You meet Elliot in Barcelona when both of you are running from something you don’t know how to name yet.
He is kind. Gentle in ways that feel careful. But there is a hollow in him you notice early on—a space that doesn’t quite reach for you. Celine lives there.
He talks about her without meaning to. Writes about her when he thinks you’re asleep. Falls quiet in ways that don’t belong to you at all. Nothing he does is outright betrayal, yet everything leads back to her. You realize, slowly, that you’re loving someone who is emotionally elsewhere.
Still, you stay.
You convince yourself that patience can heal grief. That love, if it’s gentle enough, can fill the space she left behind. You become understanding. You soften your needs. You place yourself second, again and again, because you believe that staying is proof of love.
Until it becomes clear.
Elliot isn’t just grieving—he’s projecting. He isn’t loving you as yourself. He’s placing you in the shadow of someone who came before you, asking you to fit a shape that was never yours.
So one day, you finally speak.
“It’s time for you to move on,” you say softly.
Lucas steps closer, confusion creasing his face. “Move on from what—”
“From everything that’s keeping you from moving on,” you interrupt.

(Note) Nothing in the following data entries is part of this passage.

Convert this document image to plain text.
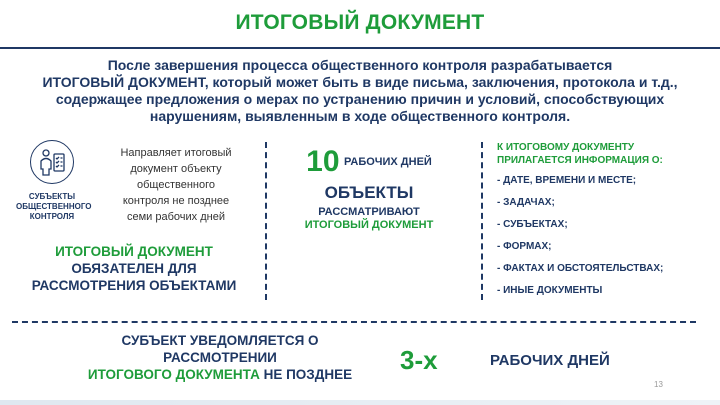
ИТОГОВЫЙ ДОКУМЕНТ
После завершения процесса общественного контроля разрабатывается
ИТОГОВЫЙ ДОКУМЕНТ, который может быть в виде письма, заключения, протокола и т.д.,
содержащее предложения о мерах по устранению причин и условий, способствующих
нарушениям, выявленным в ходе общественного контроля.
СУБЪЕКТЫ
ОБЩЕСТВЕННОГО
КОНТРОЛЯ
Направляет итоговый
документ объекту
общественного
контроля не позднее
семи рабочих дней
ИТОГОВЫЙ ДОКУМЕНТ
ОБЯЗАТЕЛЕН ДЛЯ
РАССМОТРЕНИЯ ОБЪЕКТАМИ
10 РАБОЧИХ ДНЕЙ
ОБЪЕКТЫ
РАССМАТРИВАЮТ
ИТОГОВЫЙ ДОКУМЕНТ
К ИТОГОВОМУ ДОКУМЕНТУ
ПРИЛАГАЕТСЯ ИНФОРМАЦИЯ О:
- ДАТЕ, ВРЕМЕНИ И МЕСТЕ;
- ЗАДАЧАХ;
- СУБЪЕКТАХ;
- ФОРМАХ;
- ФАКТАХ И ОБСТОЯТЕЛЬСТВАХ;
- ИНЫЕ ДОКУМЕНТЫ
СУБЪЕКТ УВЕДОМЛЯЕТСЯ О
РАССМОТРЕНИИ
ИТОГОВОГО ДОКУМЕНТА НЕ ПОЗДНЕЕ	3-х	РАБОЧИХ ДНЕЙ
13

He stares at you like he can’t believe what he’s hearing. “Why? Do you even know my feelings? Do you even know how I feel? No! So stop acting like you know my pain- stop acting like you own it, Even when I was with Celine, who was with me through everything who knows everything,she would never argue with my decisions.”
The words land harder than you expect.
“I am not Celine,” you snap, your voice trembling. “So stop comparing me to her.”
He looks away, jaw tightening, before facing you again. “Right. You’re not Celine. And you will never be Celine.”
You swallow, pain rising to your throat. “Celine is dead. So stop comparing me to her. She’s not here anymore, Eli.”
“She’s here!” he snaps, pressing a hand to his chest, right over his heart. “Because she’s here!”
That’s when the tear falls.
“If she’s there,” you whisper, voice breaking, “then where am I?”
And in the silence that follows, you finally understand— you were never standing beside him.